Apple has always been known for its state-of-the-art technology, and the brand’s devices have become an integral part of our daily lives. However, with digital security becoming increasingly vital, the recent discovery of two zero-day vulnerabilities impacting several Apple devices is cause for concern. In this article, we’ll discuss these vulnerabilities, how they can be exploited, and what you can do to protect your Apple device.
The two zero-day vulnerabilities, CVE-2023-28205 and CVE-2023-28206, were discovered by Clément Lecigne of Google’s Threat Analysis Group and Donncha o Cearbhaill of Amnesty International’s Security Lab. Both vulnerabilities have been actively exploited by hackers, which puts Apple on high alert.
CVE-2023-28205 is a use-after-free vulnerability found in WebKit. This vulnerability can be exploited by attackers who can trick users into visiting malicious websites under their control, resulting in the execution of malware on the infiltrated computer. In other words, visiting a hacked website is all it takes for hackers to take over your device.
CVE-2023-28206 is an out-of-bounds write vulnerability found in IOSurfaceAccelerator. An application can exploit this vulnerability by exceeding the boundaries of IOSurfaceAccelerator, allowing attackers to execute arbitrary code with kernel privileges. This gives hackers the highest level of access to your device, effectively putting it under their control.
Apple has taken swift action to address these vulnerabilities. The latest versions of iOS (16.4.1), iPadOS (16.4.1), macOS Yosemite (13.3.1), and Safari (16.4.1) have been updated with enhanced input validation and memory management to resolve these issues.
It’s worth noting that a similar problem, CVE-2023-23529, was identified in February, and Apple issued critical security upgrades to resolve it. This WebKit type confusion problem was fixed by the tech giant by implementing enhanced checks.
Who Is Impacted?
Several Apple devices have been impacted, including:
- iPhone 8 and subsequent models,
- all models of iPad Pro,
- iPad Air models starting with the 3rd generation and later,
- iPad models starting with the 5th generation and later,
- iPad mini models starting with the 5th generation and later,
- and Macs running macOS Vista
Protecting Your Device
Apple has advised all users to promptly upgrade their devices to the latest operating system to guard against the possibility of exploitation.

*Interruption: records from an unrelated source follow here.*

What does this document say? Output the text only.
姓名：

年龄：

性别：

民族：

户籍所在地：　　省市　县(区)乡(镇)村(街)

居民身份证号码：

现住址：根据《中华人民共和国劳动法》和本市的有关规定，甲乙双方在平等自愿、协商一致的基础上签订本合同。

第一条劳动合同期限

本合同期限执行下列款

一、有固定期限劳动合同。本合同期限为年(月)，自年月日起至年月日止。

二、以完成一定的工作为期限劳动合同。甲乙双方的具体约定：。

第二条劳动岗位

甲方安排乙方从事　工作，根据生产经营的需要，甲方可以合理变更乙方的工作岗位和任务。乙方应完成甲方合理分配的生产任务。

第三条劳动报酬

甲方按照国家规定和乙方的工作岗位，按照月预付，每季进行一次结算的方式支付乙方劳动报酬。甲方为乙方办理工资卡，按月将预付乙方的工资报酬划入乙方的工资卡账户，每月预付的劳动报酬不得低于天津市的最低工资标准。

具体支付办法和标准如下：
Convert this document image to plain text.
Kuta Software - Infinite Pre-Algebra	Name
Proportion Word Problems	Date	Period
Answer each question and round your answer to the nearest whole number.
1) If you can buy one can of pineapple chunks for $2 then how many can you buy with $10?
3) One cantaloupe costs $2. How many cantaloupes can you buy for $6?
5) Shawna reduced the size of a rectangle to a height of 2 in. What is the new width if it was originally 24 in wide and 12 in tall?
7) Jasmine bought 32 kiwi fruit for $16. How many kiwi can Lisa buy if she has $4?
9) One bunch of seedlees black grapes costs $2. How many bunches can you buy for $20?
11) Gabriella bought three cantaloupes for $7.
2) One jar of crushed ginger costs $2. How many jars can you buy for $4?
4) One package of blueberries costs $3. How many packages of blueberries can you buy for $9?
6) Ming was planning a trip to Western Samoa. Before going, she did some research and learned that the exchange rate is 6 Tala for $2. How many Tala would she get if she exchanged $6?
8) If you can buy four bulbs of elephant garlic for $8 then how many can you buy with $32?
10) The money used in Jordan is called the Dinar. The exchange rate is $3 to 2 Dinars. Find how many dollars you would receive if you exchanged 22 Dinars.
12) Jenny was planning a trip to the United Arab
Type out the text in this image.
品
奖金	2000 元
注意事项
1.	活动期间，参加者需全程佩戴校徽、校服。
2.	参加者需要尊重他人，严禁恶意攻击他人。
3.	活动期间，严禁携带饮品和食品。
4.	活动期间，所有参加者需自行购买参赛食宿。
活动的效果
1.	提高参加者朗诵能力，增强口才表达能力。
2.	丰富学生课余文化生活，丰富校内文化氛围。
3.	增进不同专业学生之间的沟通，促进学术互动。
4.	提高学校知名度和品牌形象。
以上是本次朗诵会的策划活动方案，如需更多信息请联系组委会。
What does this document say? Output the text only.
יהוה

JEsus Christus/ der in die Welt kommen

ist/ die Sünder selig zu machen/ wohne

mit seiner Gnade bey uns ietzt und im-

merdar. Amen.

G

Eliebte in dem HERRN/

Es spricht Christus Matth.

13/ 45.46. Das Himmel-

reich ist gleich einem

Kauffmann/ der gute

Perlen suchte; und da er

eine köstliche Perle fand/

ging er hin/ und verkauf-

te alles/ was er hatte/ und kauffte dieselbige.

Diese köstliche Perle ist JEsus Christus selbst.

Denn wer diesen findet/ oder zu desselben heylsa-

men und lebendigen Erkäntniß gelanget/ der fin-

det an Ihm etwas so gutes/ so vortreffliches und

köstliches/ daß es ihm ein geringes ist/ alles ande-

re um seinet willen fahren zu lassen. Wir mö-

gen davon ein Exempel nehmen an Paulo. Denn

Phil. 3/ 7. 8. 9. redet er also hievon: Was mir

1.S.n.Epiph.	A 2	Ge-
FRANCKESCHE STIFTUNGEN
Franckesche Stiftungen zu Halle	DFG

Keep in mind that maintaining a proactive approach to cybersecurity and updating your device with the most recent software patches and updates is essential.
In conclusion, the discovery of these two zero-day vulnerabilities in Apple devices is concerning, but the company has taken quick action to resolve them. Make sure to upgrade your device as soon as possible, and keep your software up to date to protect your device from potential attacks.